Um dos méritos de Cristina é não misturar o estilo do ensaio com as regras da ficção. Seu livro é, definitivamente, uma obra de ficção. Claro que os dados históricos, que servem de pano de fundo para sua trama, são precisos, mas envoltos por um estilo discreto e elegante, em que são deixados de lado o sentimentalismo e a saída fácil, em detrimento daquilo que deseja narrar.
A epígrafe dá uma dica do que o leitor encontrará nas páginas da obra:
"Esta paciente apresenta bom comportamento. Gosta de trabalhar, é dedicada e tem bom caráter. A paciente fala muito, este é seu distúrbio." (Estudo psicopatológico da paciente Matilda Burgos, do pavilhão das tranquilas, primeira parte).
A pesquisadora, ao se deparar com este documento, resolve criar uma explicação para a estadia de Matilda Burgos no sanatório. E se sai muito bem. Como Cristina Rivera quer contar uma história de amor, será o amor - seja a uma mulher, ao país, ao caos - a danação de todas as personagens da obra. É época de revolução, um período em que tudo é possível e a desgraça inevitável. Apaixonar-se nestes tempos é arriscado e Matilda não teme os riscos. Quando se torna prostituta, é sem remorso que assume a função, é com um sentimento de inevitabilidade e de reverência a uma força maior, a necessidade. Cristina consegue se isolar, deixa com que todos sigam seu destino de tragédias, o que é raro. Ela procura e quase sempre consegue não interferir nas ações das personagens. É um mérito e tanto.

Trecho:


Há certas coisas em Matilda que o divertem. Seu nervosismo, sobretudo. O ruído de sua saia quando passa perto dele. A maneira com que seu olhar se perde por motivos desconhecidos a ele.

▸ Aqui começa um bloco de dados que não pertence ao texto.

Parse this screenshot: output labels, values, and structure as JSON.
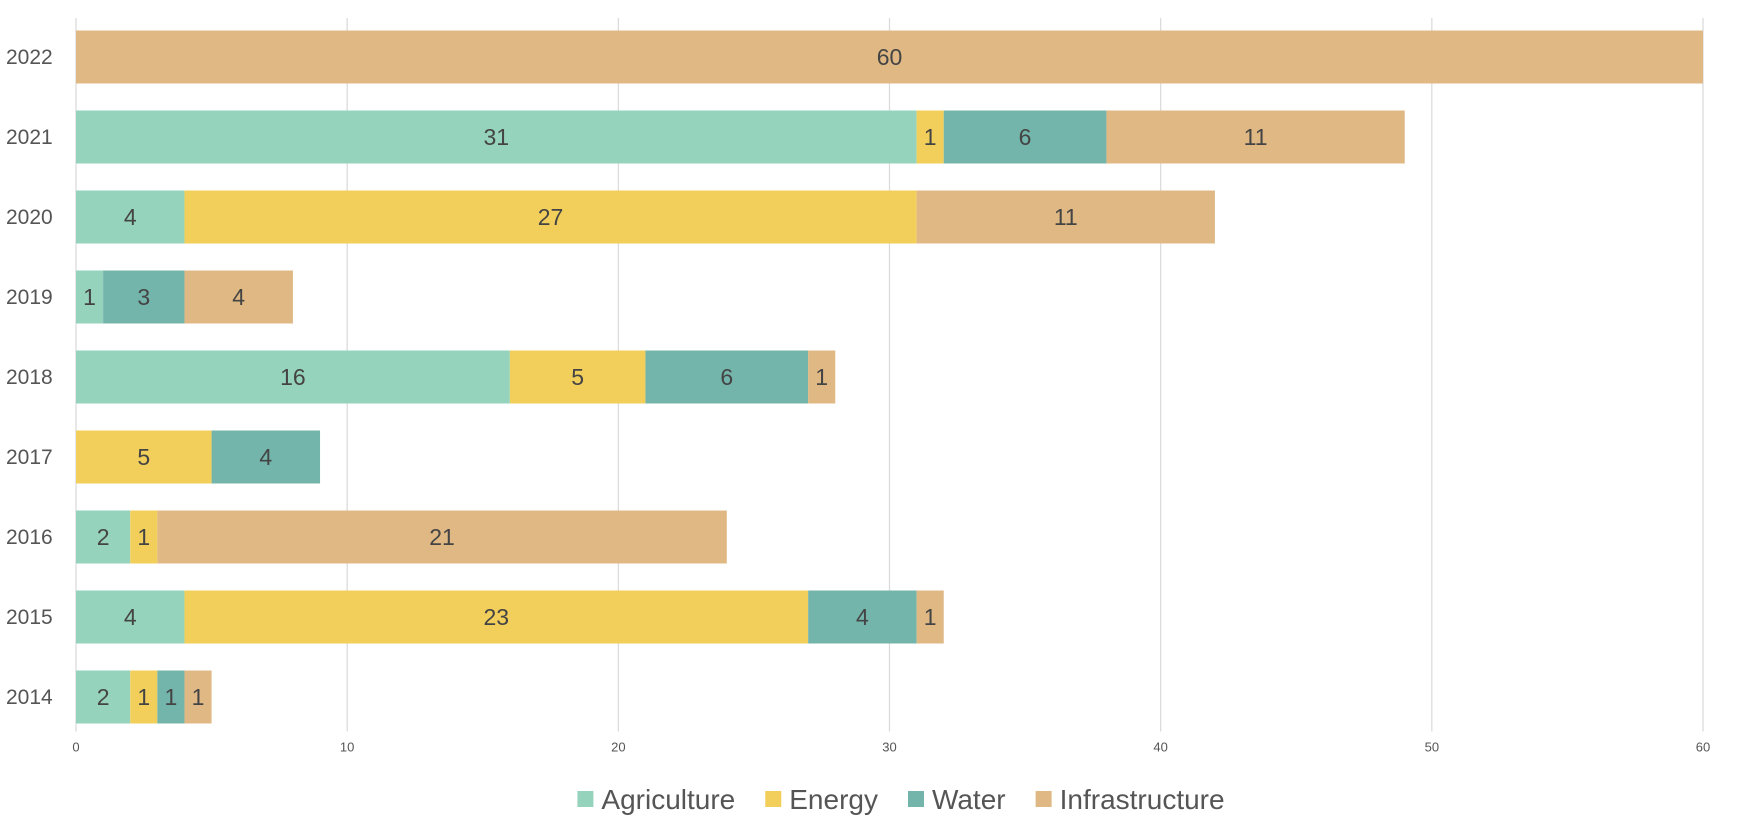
{
  "chart_data": {
    "type": "bar",
    "orientation": "horizontal",
    "stacked": true,
    "categories": [
      "2022",
      "2021",
      "2020",
      "2019",
      "2018",
      "2017",
      "2016",
      "2015",
      "2014"
    ],
    "series": [
      {
        "name": "Agriculture",
        "color": "#96d3bd",
        "values": [
          0,
          31,
          4,
          1,
          16,
          0,
          2,
          4,
          2
        ]
      },
      {
        "name": "Energy",
        "color": "#f2cf5b",
        "values": [
          0,
          1,
          27,
          0,
          5,
          5,
          1,
          23,
          1
        ]
      },
      {
        "name": "Water",
        "color": "#73b4ab",
        "values": [
          0,
          6,
          0,
          3,
          6,
          4,
          0,
          4,
          1
        ]
      },
      {
        "name": "Infrastructure",
        "color": "#dfb884",
        "values": [
          60,
          11,
          11,
          4,
          1,
          0,
          21,
          1,
          1
        ]
      }
    ],
    "xlim": [
      0,
      60
    ],
    "x_ticks": [
      "0",
      "10",
      "20",
      "30",
      "40",
      "50",
      "60"
    ],
    "title": "",
    "xlabel": "",
    "ylabel": "",
    "grid": "vertical",
    "legend_position": "bottom-center",
    "data_labels": true
  }
}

O que ela vê? Como? Com o passar dos dias, acostuma-se às suas mudanças de humor, às marés súbitas de sua energia: os dias exaltados, seguidos rapidamente por dias tristonhos. Há horas em que Matilda é incapaz de permanecer sentada sem fazer nada. Presa de uma atividade febril, limpa o chão, remenda cortinas ou se põe a ensaiar passos de dança ditados por sua imaginação. Fala sem parar e as palavras se atropelam por trás dos dentes. Ri às gargahadas. Em seguida, sem aviso, sem motivo aparente, á dias inteiros que não muda de posição. Joaquín a alimenta, lava de vez em quando sua roupa e esquenta a água para o chá ou café. Somente ele vai à cidade. Pouco a pouco, dentro do silêncio da casa sem móveis, ele está se tornando o marido da baunilha.


Ninguém me verá chorando (Nadie me verá llorar), Cristina Rivera Garza. Editora Francis, 2005. Tradução de Ledusha B. A. Spinardi. 264 páginas.